POV Isadora
O som do mar ao longe era quase um mantra, embalando a manhã preguiçosa que se espalhava pela casa. A brisa entrava pela varanda, leve, trazendo o cheiro de sal misturado ao aroma do café que Dante preparava na cozinha.
Sofia dormia sobre o meu peito, os dedinhos minúsculos agarrados ao tecido da minha blusa como se o mundo inteiro coubesse ali, entre o calor do meu corpo e o bater calmo do meu coração.
Ela era tão pequena. Tão perfeita. De vez em quando, soltava um som baixinho, um suspiro, um meio sorriso inconsciente que fazia meu peito doer de amor.
— Ela é a cópia sua. — a voz de Dante soou perto, baixa, quase um sussurro reverente.
Quando olhei, ele estava encostado no batente, caneca nas mãos e aquele olhar que sempre me desmontava, o de quem achava que eu e ela éramos um milagre particular.
— A cópia da calma, talvez. — murmurei, sorrindo de canto. — Porque o resto é todo seu.

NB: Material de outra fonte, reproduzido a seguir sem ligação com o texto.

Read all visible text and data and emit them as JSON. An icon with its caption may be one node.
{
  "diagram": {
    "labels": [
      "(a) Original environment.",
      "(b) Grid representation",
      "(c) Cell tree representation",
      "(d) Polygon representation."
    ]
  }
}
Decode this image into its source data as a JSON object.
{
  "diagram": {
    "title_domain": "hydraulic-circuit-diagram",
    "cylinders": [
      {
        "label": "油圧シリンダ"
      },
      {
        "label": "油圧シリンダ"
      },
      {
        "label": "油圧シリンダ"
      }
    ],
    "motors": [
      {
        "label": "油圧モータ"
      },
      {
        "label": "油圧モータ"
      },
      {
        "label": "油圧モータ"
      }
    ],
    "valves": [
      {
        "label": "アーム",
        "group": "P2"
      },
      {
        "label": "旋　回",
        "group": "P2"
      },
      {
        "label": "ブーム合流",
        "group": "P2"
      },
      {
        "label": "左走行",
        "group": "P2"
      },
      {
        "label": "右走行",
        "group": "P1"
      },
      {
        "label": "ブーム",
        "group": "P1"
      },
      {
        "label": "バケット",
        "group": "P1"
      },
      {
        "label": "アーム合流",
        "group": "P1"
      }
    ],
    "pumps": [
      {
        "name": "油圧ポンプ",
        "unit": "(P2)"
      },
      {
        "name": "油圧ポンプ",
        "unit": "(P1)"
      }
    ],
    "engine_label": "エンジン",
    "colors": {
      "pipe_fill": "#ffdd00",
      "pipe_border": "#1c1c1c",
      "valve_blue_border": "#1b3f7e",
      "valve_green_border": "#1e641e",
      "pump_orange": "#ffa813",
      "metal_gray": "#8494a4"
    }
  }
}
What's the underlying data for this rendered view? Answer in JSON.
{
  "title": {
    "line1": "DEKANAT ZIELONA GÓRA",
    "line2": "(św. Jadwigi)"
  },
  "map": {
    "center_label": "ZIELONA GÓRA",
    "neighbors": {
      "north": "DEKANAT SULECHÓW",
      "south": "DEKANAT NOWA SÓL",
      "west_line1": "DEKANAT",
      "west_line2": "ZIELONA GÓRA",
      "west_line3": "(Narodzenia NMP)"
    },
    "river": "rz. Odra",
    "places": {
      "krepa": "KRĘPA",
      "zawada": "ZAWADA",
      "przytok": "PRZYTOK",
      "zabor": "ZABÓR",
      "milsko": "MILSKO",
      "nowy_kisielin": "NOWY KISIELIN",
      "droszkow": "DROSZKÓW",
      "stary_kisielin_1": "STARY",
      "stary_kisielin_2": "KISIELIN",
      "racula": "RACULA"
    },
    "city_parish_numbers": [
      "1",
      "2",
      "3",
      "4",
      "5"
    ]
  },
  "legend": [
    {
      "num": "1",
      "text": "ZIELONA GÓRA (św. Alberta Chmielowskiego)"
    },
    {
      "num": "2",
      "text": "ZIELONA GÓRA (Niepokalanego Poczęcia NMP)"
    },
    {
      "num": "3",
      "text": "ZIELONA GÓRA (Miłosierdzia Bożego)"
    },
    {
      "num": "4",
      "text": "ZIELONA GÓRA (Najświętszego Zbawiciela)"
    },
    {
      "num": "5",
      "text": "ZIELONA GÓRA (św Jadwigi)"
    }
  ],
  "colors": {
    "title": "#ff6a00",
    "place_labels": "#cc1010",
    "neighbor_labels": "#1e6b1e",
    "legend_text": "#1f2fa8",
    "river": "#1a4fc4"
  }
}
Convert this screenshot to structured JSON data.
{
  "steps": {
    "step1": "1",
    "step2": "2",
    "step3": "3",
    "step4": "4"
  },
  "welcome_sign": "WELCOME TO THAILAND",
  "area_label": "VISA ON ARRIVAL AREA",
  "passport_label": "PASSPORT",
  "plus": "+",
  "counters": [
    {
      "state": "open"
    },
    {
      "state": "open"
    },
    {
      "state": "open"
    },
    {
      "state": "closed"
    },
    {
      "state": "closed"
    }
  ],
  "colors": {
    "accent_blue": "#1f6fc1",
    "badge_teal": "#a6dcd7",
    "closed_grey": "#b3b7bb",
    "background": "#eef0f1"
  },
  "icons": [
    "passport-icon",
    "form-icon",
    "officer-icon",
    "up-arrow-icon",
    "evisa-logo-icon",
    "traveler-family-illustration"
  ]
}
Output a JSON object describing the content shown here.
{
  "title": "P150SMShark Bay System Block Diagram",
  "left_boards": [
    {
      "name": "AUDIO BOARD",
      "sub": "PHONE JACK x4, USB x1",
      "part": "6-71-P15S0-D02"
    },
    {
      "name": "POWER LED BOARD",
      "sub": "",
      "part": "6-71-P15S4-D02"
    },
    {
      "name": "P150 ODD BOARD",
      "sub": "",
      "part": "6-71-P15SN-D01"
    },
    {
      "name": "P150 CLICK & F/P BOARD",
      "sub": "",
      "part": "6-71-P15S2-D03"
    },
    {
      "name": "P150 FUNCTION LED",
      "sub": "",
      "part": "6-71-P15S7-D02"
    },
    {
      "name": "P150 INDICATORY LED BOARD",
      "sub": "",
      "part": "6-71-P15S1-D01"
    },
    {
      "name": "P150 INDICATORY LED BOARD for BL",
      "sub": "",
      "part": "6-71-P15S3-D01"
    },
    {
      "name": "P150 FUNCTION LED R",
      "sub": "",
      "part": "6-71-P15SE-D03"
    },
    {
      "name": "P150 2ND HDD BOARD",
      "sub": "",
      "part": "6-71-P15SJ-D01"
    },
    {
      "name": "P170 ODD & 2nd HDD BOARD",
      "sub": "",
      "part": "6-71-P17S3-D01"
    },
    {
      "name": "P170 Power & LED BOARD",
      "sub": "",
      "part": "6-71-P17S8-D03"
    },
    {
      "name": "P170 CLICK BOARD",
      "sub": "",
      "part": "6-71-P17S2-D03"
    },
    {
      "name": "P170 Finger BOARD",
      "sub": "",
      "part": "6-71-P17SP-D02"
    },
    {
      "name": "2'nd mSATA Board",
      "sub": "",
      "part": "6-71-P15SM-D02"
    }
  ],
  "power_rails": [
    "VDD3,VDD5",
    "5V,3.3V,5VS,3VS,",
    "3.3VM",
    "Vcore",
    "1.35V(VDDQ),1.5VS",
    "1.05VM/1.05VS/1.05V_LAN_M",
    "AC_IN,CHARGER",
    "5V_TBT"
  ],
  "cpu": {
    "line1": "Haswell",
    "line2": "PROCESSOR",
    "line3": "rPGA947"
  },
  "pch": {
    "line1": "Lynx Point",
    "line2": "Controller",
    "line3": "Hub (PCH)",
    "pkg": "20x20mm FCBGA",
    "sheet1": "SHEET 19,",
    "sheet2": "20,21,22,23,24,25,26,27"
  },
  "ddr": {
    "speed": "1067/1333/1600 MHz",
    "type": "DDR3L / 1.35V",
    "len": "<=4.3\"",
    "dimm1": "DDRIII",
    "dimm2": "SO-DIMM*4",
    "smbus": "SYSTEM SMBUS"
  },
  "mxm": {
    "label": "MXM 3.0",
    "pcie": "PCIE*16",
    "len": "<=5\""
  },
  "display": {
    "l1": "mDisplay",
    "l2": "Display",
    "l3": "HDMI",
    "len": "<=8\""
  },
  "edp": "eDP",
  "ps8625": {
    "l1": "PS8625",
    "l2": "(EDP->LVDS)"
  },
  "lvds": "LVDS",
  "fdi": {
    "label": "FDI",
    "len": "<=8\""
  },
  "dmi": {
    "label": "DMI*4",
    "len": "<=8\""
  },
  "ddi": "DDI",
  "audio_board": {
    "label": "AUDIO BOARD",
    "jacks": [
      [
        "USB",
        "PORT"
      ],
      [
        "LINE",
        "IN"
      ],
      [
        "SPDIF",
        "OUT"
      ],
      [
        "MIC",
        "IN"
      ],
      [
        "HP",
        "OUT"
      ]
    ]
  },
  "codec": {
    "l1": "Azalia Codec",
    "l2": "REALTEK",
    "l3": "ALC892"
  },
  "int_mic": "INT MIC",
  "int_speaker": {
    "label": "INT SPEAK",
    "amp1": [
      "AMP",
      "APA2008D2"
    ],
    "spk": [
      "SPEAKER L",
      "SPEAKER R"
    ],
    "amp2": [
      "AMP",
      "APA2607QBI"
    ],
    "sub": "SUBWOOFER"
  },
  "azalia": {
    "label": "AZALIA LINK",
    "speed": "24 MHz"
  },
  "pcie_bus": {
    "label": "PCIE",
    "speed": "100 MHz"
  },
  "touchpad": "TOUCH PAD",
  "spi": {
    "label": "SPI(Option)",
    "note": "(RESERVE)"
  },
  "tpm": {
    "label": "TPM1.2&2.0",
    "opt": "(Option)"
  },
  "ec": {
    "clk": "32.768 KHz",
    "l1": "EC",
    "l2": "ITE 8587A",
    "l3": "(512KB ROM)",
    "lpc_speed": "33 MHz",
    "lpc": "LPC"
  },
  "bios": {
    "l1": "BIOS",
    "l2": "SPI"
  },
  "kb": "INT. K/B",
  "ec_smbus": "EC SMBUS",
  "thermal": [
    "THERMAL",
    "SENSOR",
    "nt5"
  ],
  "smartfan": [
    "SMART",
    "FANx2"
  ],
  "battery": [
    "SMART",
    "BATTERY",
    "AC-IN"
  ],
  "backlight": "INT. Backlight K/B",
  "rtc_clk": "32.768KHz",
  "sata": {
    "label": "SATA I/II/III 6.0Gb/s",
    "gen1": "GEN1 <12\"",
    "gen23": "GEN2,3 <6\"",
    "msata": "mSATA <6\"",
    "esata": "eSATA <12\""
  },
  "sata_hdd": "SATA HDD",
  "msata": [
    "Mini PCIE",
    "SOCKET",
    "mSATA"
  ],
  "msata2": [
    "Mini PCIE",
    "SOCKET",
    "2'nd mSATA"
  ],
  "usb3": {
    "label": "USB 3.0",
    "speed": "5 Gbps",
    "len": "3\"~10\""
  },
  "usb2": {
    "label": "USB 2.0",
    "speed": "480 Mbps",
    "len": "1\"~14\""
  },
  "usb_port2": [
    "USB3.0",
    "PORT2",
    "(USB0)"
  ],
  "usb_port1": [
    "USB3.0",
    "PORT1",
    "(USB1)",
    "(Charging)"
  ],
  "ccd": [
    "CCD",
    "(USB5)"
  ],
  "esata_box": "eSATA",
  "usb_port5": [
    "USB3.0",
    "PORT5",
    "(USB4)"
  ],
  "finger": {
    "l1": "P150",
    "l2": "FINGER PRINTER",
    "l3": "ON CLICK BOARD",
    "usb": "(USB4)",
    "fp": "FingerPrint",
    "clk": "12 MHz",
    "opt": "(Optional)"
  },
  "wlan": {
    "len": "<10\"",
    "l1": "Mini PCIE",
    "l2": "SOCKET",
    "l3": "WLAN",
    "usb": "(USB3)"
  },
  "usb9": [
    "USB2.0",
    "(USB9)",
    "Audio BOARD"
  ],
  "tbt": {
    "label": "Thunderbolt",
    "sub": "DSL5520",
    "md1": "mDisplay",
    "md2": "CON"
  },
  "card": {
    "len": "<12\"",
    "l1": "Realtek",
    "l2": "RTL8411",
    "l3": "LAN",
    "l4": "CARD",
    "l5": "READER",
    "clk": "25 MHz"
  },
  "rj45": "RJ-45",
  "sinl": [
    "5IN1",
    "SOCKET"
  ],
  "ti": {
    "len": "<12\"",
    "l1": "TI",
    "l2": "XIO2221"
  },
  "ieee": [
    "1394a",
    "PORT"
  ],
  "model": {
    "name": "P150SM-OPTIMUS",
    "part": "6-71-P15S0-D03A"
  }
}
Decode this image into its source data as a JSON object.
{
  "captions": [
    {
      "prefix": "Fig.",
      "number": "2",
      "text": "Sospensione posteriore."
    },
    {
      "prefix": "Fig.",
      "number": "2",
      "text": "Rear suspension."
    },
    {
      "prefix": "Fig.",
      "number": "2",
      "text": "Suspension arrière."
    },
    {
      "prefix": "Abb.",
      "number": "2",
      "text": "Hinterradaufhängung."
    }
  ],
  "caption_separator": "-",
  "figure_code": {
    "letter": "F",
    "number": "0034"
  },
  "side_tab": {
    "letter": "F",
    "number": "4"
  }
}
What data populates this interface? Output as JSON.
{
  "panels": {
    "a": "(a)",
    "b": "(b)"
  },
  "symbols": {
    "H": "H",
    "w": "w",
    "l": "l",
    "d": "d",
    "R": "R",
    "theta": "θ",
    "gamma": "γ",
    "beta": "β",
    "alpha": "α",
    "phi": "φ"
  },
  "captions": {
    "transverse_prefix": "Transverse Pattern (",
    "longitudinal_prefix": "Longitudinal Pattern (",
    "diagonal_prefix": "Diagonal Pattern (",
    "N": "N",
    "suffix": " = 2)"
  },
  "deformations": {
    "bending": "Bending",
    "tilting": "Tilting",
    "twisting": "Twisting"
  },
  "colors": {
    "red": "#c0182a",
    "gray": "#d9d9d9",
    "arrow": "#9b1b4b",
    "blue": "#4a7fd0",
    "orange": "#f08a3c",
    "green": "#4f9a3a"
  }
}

Ele se aproximou, sentou-se na beira da cama, observando Sofia com a atenção de quem via algo sagrado. Passou o dedo pelo pezinho dela, e ela se mexeu, franzindo o rostinho, antes de se ajeitar de novo no meu colo.
— Você percebe que ela confia em você de um jeito que ninguém mais no mundo vai confiar? — ele disse, com aquele tom de quem pensava alto. — Tipo... ela dorme tranquila porque sabe que você existe.
Meu coração apertou. Dante sempre teve essa forma poética e dolorosamente real de ver as coisas.
— E ela confia em você pra ser o herói dela — respondi. — Mesmo sem saber o que isso significa ainda.
Ele sorriu, mas o sorriso veio melancólico. Se inclinou e beijou a testa da filha.
— Eu vou ser. Prometo.
Ficamos ali, os três, envoltos naquele silêncio morno e cheio de vida. O tempo parecia diferente desde que ela nasceu, mais lento, mais precioso. Cada gesto era uma lembrança em construção: o primeiro bocejo, o olhar curioso, o toque da mãozinha dela nos nossos dedos.
Mais tarde, estávamos na sala. A casa ainda cheirava a tinta nova e a mar, o som suave das ondas chegando de longe. Dante balançava Sofia no colo, andando de um lado pro outro, murmurando qualquer melodia que ele inventava na hora.
Eu observava, com o coração derretendo. Aquele homem que antes vivia cercado por poder, decisões e pressões agora parecia completamente rendido a um ser de poucos quilos e um olhar sonolento.
— Acho que ela gosta mais de você do que de mim — brinquei.
— Impossível. — ele olhou pra mim com um sorriso de canto. — Eu só sou o balanço. Você é o lar.